Need help understanding Emojify network C5Wk2 l

Hi Mentors,

I would appreciate help in understanding Emojify exercise from Wk 2 Lab.

Please explain if the LSTM network (shown below) takes in an entire sentence at 1 time. Or does it take in 1 word at a time?

I know LSTM can be fed on a time-step basis. If it is fed into the network on an individual word basis, then the LSTM will only consist of 1 input and 1 output (looping through the sentence).

Since I didn’t see a loop in the code, I am assuming the LSTM is fed a whole sentence at a time and the sentence is processed in the LSTM as a whole.

I would appreciate some pointers on this.

Thank you.

Hi @Kevin_Shey,

I assume you are asking about a LSTM network implemented in Tensorflow.

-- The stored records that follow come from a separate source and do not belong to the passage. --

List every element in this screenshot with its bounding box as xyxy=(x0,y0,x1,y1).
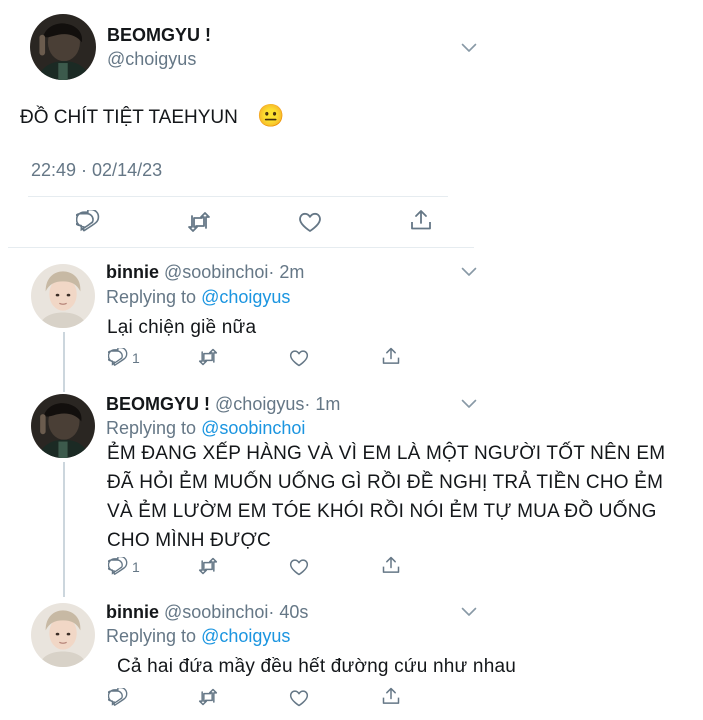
reply-header: binnie @soobinchoi· 40s xyxy=(106,602,308,623)
thread-line xyxy=(63,462,65,597)
share-icon xyxy=(381,686,401,706)
reply-icon xyxy=(108,348,128,368)
chevron-down-icon[interactable] xyxy=(461,43,477,53)
reply-icon xyxy=(76,210,100,234)
like-icon xyxy=(289,688,309,708)
tweet-text-body: ĐỒ CHÍT TIỆT TAEHYUN xyxy=(20,107,238,128)
retweet-icon xyxy=(197,556,219,576)
reply-action[interactable] xyxy=(76,210,100,234)
handle[interactable]: @soobinchoi xyxy=(164,262,268,282)
replying-to-handle[interactable]: @choigyus xyxy=(201,626,290,646)
reply-text-line: VÀ ẺM LƯỜM EM TÓE KHÓI RỒI NÓI ẺM TỰ MUA… xyxy=(107,501,657,522)
reply-action[interactable]: 1 xyxy=(108,557,140,577)
handle[interactable]: @choigyus xyxy=(215,394,304,414)
thread-line xyxy=(63,332,65,392)
share-action[interactable] xyxy=(409,208,433,232)
like-icon xyxy=(289,557,309,577)
avatar[interactable] xyxy=(30,14,96,80)
like-action[interactable] xyxy=(289,557,309,577)
neutral-face-emoji: 😐 xyxy=(257,103,285,128)
share-icon xyxy=(381,346,401,366)
relative-time[interactable]: · 40s xyxy=(268,602,308,622)
reply-icon xyxy=(108,688,128,708)
tweet-text: ĐỒ CHÍT TIỆT TAEHYUN 😐 xyxy=(20,103,285,131)
timestamp[interactable]: 22:49 · 02/14/23 xyxy=(31,160,162,181)
display-name[interactable]: binnie xyxy=(106,602,159,622)
share-icon xyxy=(409,208,433,232)
replying-to-handle[interactable]: @soobinchoi xyxy=(201,418,305,438)
reply-header: BEOMGYU ! @choigyus· 1m xyxy=(106,394,340,415)
retweet-action[interactable] xyxy=(197,687,219,707)
handle[interactable]: @soobinchoi xyxy=(164,602,268,622)
share-icon xyxy=(381,555,401,575)
retweet-icon xyxy=(197,687,219,707)
like-action[interactable] xyxy=(298,210,322,234)
replying-to-label: Replying to xyxy=(106,287,197,307)
retweet-action[interactable] xyxy=(197,347,219,367)
reply-text-line: ẺM ĐANG XẾP HÀNG VÀ VÌ EM LÀ MỘT NGƯỜI T… xyxy=(107,443,666,464)
replying-to-label: Replying to xyxy=(106,626,197,646)
retweet-icon xyxy=(186,210,212,234)
chevron-down-icon[interactable] xyxy=(461,607,477,617)
display-name[interactable]: BEOMGYU ! xyxy=(107,25,211,46)
reply-count: 1 xyxy=(132,350,140,366)
divider xyxy=(28,196,448,197)
reply-icon xyxy=(108,557,128,577)
replying-to: Replying to @soobinchoi xyxy=(106,418,305,439)
reply-text: Lại chiện giề nữa xyxy=(107,317,257,338)
display-name[interactable]: binnie xyxy=(106,262,159,282)
chevron-down-icon[interactable] xyxy=(461,399,477,409)
like-action[interactable] xyxy=(289,688,309,708)
share-action[interactable] xyxy=(381,686,401,706)
chevron-down-icon[interactable] xyxy=(461,267,477,277)
relative-time[interactable]: · 1m xyxy=(304,394,340,414)
reply-text: ẺM ĐANG XẾP HÀNG VÀ VÌ EM LÀ MỘT NGƯỜI T… xyxy=(107,439,665,555)
handle[interactable]: @choigyus xyxy=(107,49,196,70)
relative-time[interactable]: · 2m xyxy=(268,262,304,282)
retweet-icon xyxy=(197,347,219,367)
share-action[interactable] xyxy=(381,555,401,575)
reply-text: Cả hai đứa mầy đều hết đường cứu như nha… xyxy=(117,656,516,677)
avatar[interactable] xyxy=(31,603,95,667)
replying-to-label: Replying to xyxy=(106,418,197,438)
reply-text-line: CHO MÌNH ĐƯỢC xyxy=(107,530,271,551)
replying-to: Replying to @choigyus xyxy=(106,287,290,308)
replying-to: Replying to @choigyus xyxy=(106,626,290,647)
avatar[interactable] xyxy=(31,264,95,328)
reply-action[interactable]: 1 xyxy=(108,348,140,368)
reply-action[interactable] xyxy=(108,688,128,708)
reply-count: 1 xyxy=(132,559,140,575)
divider xyxy=(8,247,474,248)
like-action[interactable] xyxy=(289,348,309,368)
retweet-action[interactable] xyxy=(186,210,212,234)
replying-to-handle[interactable]: @choigyus xyxy=(201,287,290,307)
like-icon xyxy=(298,210,322,234)
display-name[interactable]: BEOMGYU ! xyxy=(106,394,210,414)
share-action[interactable] xyxy=(381,346,401,366)
like-icon xyxy=(289,348,309,368)
retweet-action[interactable] xyxy=(197,556,219,576)
reply-header: binnie @soobinchoi· 2m xyxy=(106,262,304,283)
avatar[interactable] xyxy=(31,394,95,458)
reply-text-line: ĐÃ HỎI ẺM MUỐN UỐNG GÌ RỒI ĐỀ NGHỊ TRẢ T… xyxy=(107,472,664,493)
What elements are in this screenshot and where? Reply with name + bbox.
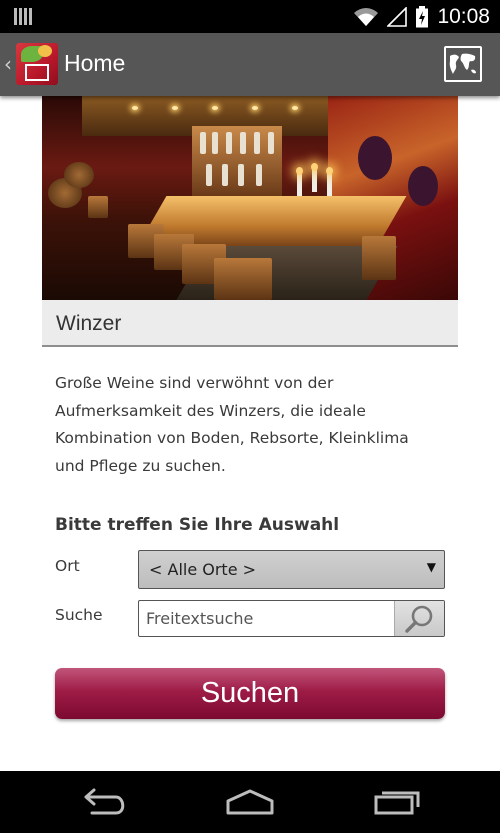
world-map-icon xyxy=(449,53,476,74)
chevron-left-icon[interactable]: ‹ xyxy=(4,52,12,76)
action-bar: ‹ Home xyxy=(0,33,500,96)
suche-label: Suche xyxy=(55,606,103,624)
home-button[interactable] xyxy=(220,783,280,821)
submit-search-button[interactable]: Suchen xyxy=(55,668,445,719)
search-input[interactable] xyxy=(139,601,395,636)
description-line: und Pflege zu suchen. xyxy=(55,456,226,475)
sim-icon xyxy=(14,8,32,25)
home-icon xyxy=(226,789,274,815)
form-title: Bitte treffen Sie Ihre Auswahl xyxy=(55,515,340,535)
page-title[interactable]: Home xyxy=(64,50,125,77)
hero-image xyxy=(42,96,458,300)
recent-apps-button[interactable] xyxy=(366,783,426,821)
world-map-button[interactable] xyxy=(444,46,482,82)
back-icon xyxy=(84,788,125,815)
navigation-bar xyxy=(0,771,500,833)
section-header: Winzer xyxy=(42,300,458,347)
magnifier-icon xyxy=(405,605,433,633)
section-title: Winzer xyxy=(56,312,122,335)
description-text: Große Weine sind verwöhnt von der Aufmer… xyxy=(55,370,455,480)
battery-charging-icon xyxy=(416,5,429,27)
description-line: Aufmerksamkeit des Winzers, die ideale xyxy=(55,401,366,420)
dropdown-arrow-icon: ▼ xyxy=(426,560,436,574)
ort-select[interactable]: < Alle Orte > ▼ xyxy=(138,550,445,589)
status-bar: 10:08 xyxy=(0,0,500,33)
recent-apps-icon xyxy=(374,791,420,815)
search-field xyxy=(138,600,445,637)
signal-icon xyxy=(387,6,408,27)
description-line: Kombination von Boden, Rebsorte, Kleinkl… xyxy=(55,429,409,447)
ort-selected-value: < Alle Orte > xyxy=(149,560,257,579)
back-button[interactable] xyxy=(74,783,134,821)
ort-label: Ort xyxy=(55,557,80,575)
winery-app-logo-icon[interactable] xyxy=(16,43,58,85)
clock: 10:08 xyxy=(437,4,490,28)
description-line: Große Weine sind verwöhnt von der xyxy=(55,374,334,392)
search-button[interactable] xyxy=(394,601,444,636)
wifi-icon xyxy=(354,7,379,26)
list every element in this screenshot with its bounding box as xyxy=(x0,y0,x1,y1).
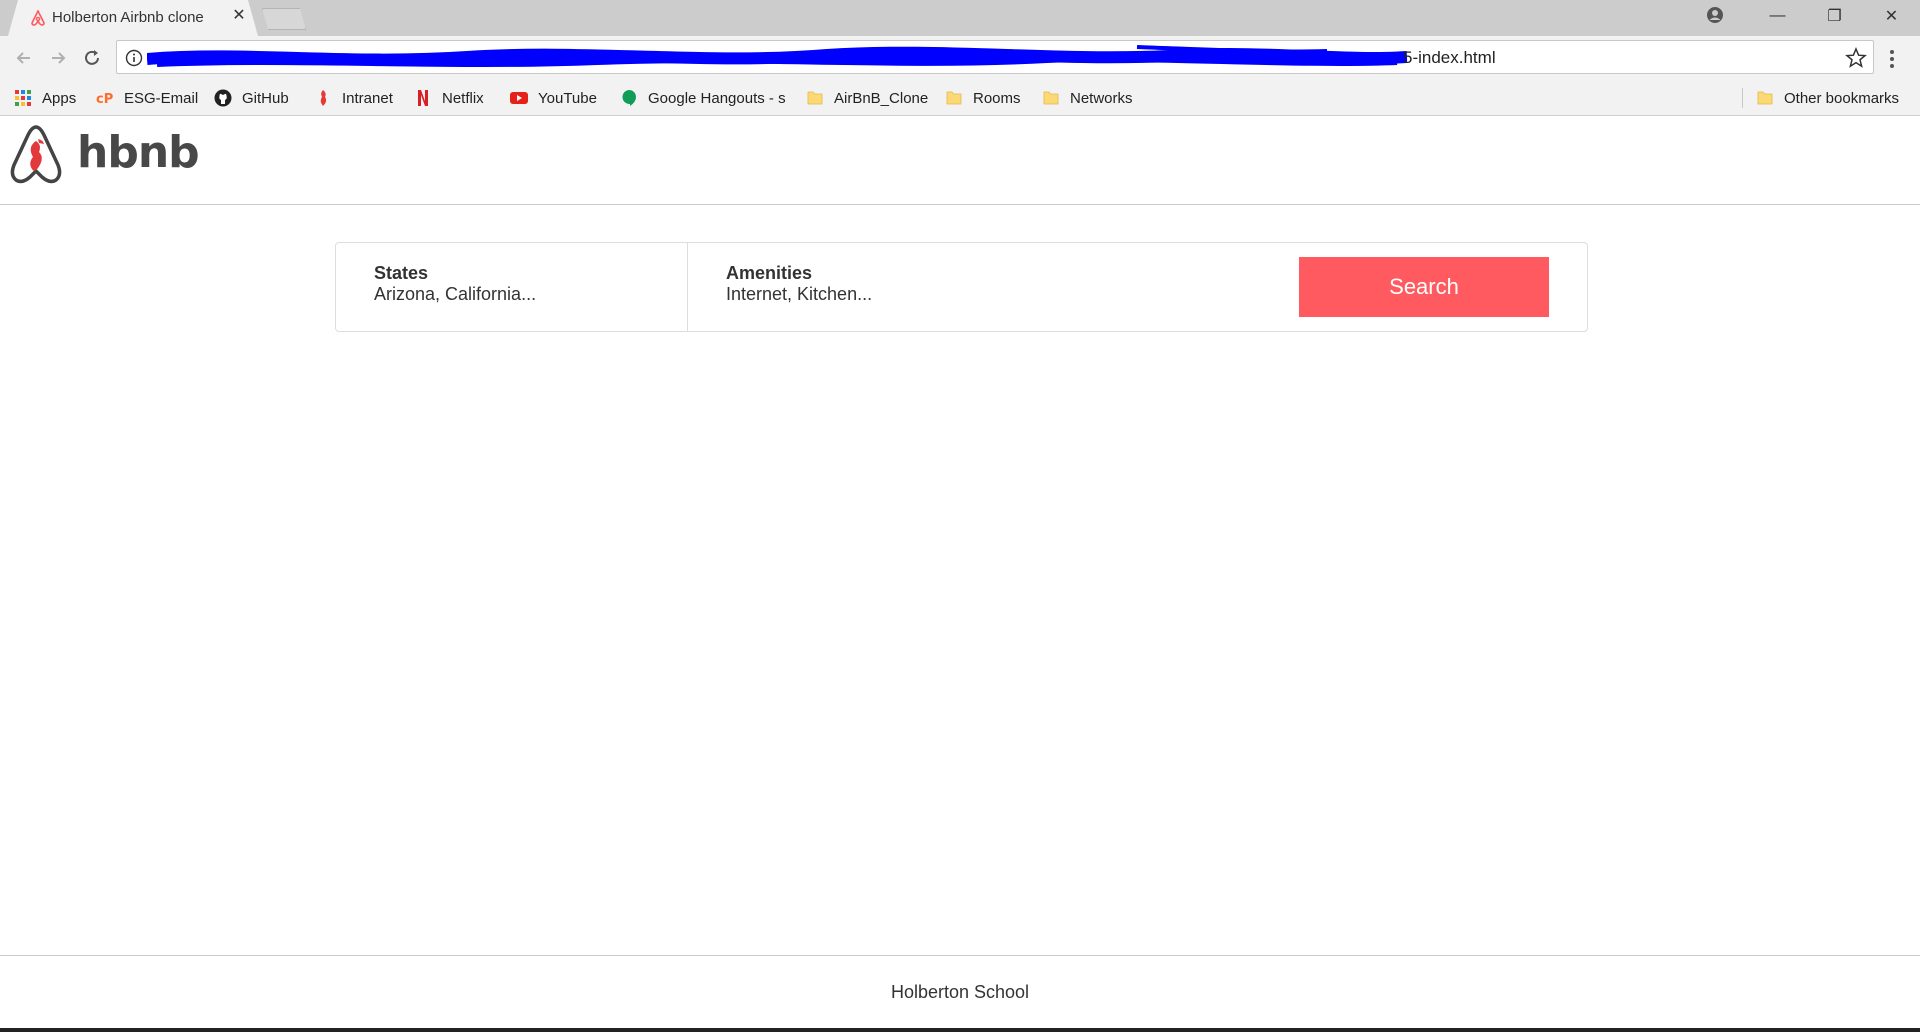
cpanel-icon: cP xyxy=(96,92,113,107)
amenities-filter[interactable]: Amenities Internet, Kitchen... xyxy=(688,243,1268,331)
forward-arrow-icon xyxy=(52,52,66,64)
states-filter-value: Arizona, California... xyxy=(374,284,537,304)
browser-menu-icon[interactable] xyxy=(1884,48,1900,70)
close-window-button[interactable]: ✕ xyxy=(1863,0,1920,32)
site-footer: Holberton School xyxy=(0,955,1920,1032)
bookmark-airbnb-clone[interactable]: AirBnB_Clone xyxy=(806,80,928,116)
bookmark-rooms[interactable]: Rooms xyxy=(945,80,1021,116)
netflix-icon xyxy=(418,90,428,106)
youtube-icon xyxy=(510,92,528,104)
apps-grid-icon xyxy=(15,90,31,106)
folder-icon xyxy=(1757,91,1773,105)
bookmark-esg-email[interactable]: cP ESG-Email xyxy=(96,80,198,116)
amenities-filter-title: Amenities xyxy=(726,263,813,283)
bookmark-google-hangouts[interactable]: Google Hangouts - s xyxy=(620,80,786,116)
bookmark-youtube[interactable]: YouTube xyxy=(510,80,597,116)
folder-icon xyxy=(946,91,962,105)
forward-button[interactable] xyxy=(46,46,70,70)
bookmark-label: Networks xyxy=(1070,89,1133,107)
info-icon[interactable] xyxy=(125,49,143,67)
amenities-filter-value: Internet, Kitchen... xyxy=(726,284,873,304)
tab-strip: Holberton Airbnb clone ✕ — ❐ ✕ xyxy=(0,0,1920,36)
bookmark-apps[interactable]: Apps xyxy=(14,80,76,116)
new-tab-button[interactable] xyxy=(262,8,306,30)
bookmark-label: Apps xyxy=(42,89,77,107)
url-text: 5-index.html xyxy=(1403,48,1496,67)
bookmark-star-icon[interactable] xyxy=(1845,47,1867,69)
bookmarks-separator xyxy=(1742,88,1743,108)
logo-text: hbnb xyxy=(77,127,200,178)
folder-icon xyxy=(807,91,823,105)
states-filter[interactable]: States Arizona, California... xyxy=(336,243,688,331)
footer-text: Holberton School xyxy=(890,982,1030,1002)
browser-toolbar: 5-index.html xyxy=(0,36,1920,80)
states-filter-title: States xyxy=(374,263,429,283)
bookmark-netflix[interactable]: Netflix xyxy=(414,80,484,116)
tab-close-icon[interactable]: ✕ xyxy=(230,7,248,25)
back-button[interactable] xyxy=(12,46,36,70)
bookmark-label: Netflix xyxy=(442,89,484,107)
filters-section: States Arizona, California... Amenities … xyxy=(335,242,1588,332)
reload-button[interactable] xyxy=(80,46,104,70)
bookmark-github[interactable]: GitHub xyxy=(214,80,289,116)
search-button[interactable]: Search xyxy=(1299,257,1549,317)
svg-text:cP: cP xyxy=(96,92,113,107)
github-icon xyxy=(214,89,232,107)
bookmark-label: Google Hangouts - s xyxy=(648,89,786,107)
profile-icon[interactable] xyxy=(1706,6,1724,24)
bookmark-intranet[interactable]: Intranet xyxy=(314,80,393,116)
address-bar[interactable]: 5-index.html xyxy=(116,40,1874,74)
hangouts-icon xyxy=(622,90,636,106)
bookmark-networks[interactable]: Networks xyxy=(1042,80,1133,116)
url-redaction-scribble xyxy=(147,45,1407,67)
back-arrow-icon xyxy=(16,52,30,64)
browser-window: Holberton Airbnb clone ✕ — ❐ ✕ 5-index.h… xyxy=(0,0,1920,1032)
reload-icon xyxy=(85,50,99,65)
browser-tab-active[interactable]: Holberton Airbnb clone ✕ xyxy=(8,0,258,36)
hbnb-logo-icon[interactable] xyxy=(8,123,64,185)
tab-title: Holberton Airbnb clone xyxy=(52,9,204,26)
bookmark-label: GitHub xyxy=(242,89,289,107)
folder-icon xyxy=(1043,91,1059,105)
bookmark-other-bookmarks[interactable]: Other bookmarks xyxy=(1756,80,1899,116)
bookmark-label: YouTube xyxy=(538,89,597,107)
window-controls: — ❐ ✕ xyxy=(1749,0,1920,36)
bookmark-label: Intranet xyxy=(342,89,393,107)
bookmarks-bar: Apps cP ESG-Email GitHub Intranet Netfli… xyxy=(0,80,1920,116)
bookmark-label: Rooms xyxy=(973,89,1021,107)
minimize-button[interactable]: — xyxy=(1749,0,1806,32)
bookmark-label: AirBnB_Clone xyxy=(834,89,929,107)
bookmark-label: Other bookmarks xyxy=(1784,89,1900,107)
site-header: hbnb xyxy=(0,117,1920,205)
intranet-icon xyxy=(320,90,327,106)
maximize-button[interactable]: ❐ xyxy=(1806,0,1863,32)
bookmark-label: ESG-Email xyxy=(124,89,199,107)
airbnb-favicon-icon xyxy=(31,10,45,26)
taskbar-edge xyxy=(0,1028,1920,1032)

One word at a time. You give it the whole sentence and under the hood it takes one word at a time. It has to take one word at a time because the processing of the next word depends on something from the previous word’s processing result and this reason shouldn’t be strange to you or you might want to review the lectures again.



Thanks for the reply. I understand the time-step dependencies between words and that the t-time step uses information from the t-1 time step to guide its prediction.

What I don’t understand is that I didn’t see any loops in the code that would indicate the words are being fed into the network 1 at a time.

Given the last LSTM is connected to a softmax output, does the Softwmax output generate an output on every word that is being fed into the network or does it somehow “wait” until the entire sentence has been fed into the network before generating a Y hat output?


Hi Kevin,

Again, assuming you are concerning about Tensorflow’s implementation of LSTM, and the asnwer is, again, that happens under the hood. When you do, you don’t see any loop, and yet, samples are trained batch by batch. Now, you don’t see any loop, but the LSTM layer can accept the whole sentence and process it word by word. It is usual for optimized code to not show everything in the most obvious way.

Just by looking at the architecture you shared, yes.

It is TensorFlow. So I get it now. I didn’t fully appreciate how much goes on under the hood.

Good to know that it “waits” until the entire sentence is fed before Y hat is generated. Does the input sentence require a EOS marker to tell the network it is done feeding? Or EOS is never a requirement for Tensorflow?

No, instead, when building up the network architecture, we tell Tensorflow the input_shape which already speaks about the length of the sentence. We want to use a EOS token to denote the end of a sentence in case the sentence is shorter than that length, but EOS isn’t a tensorflow requirement.

Got it. Thanks for the help and clarifications. It was very useful.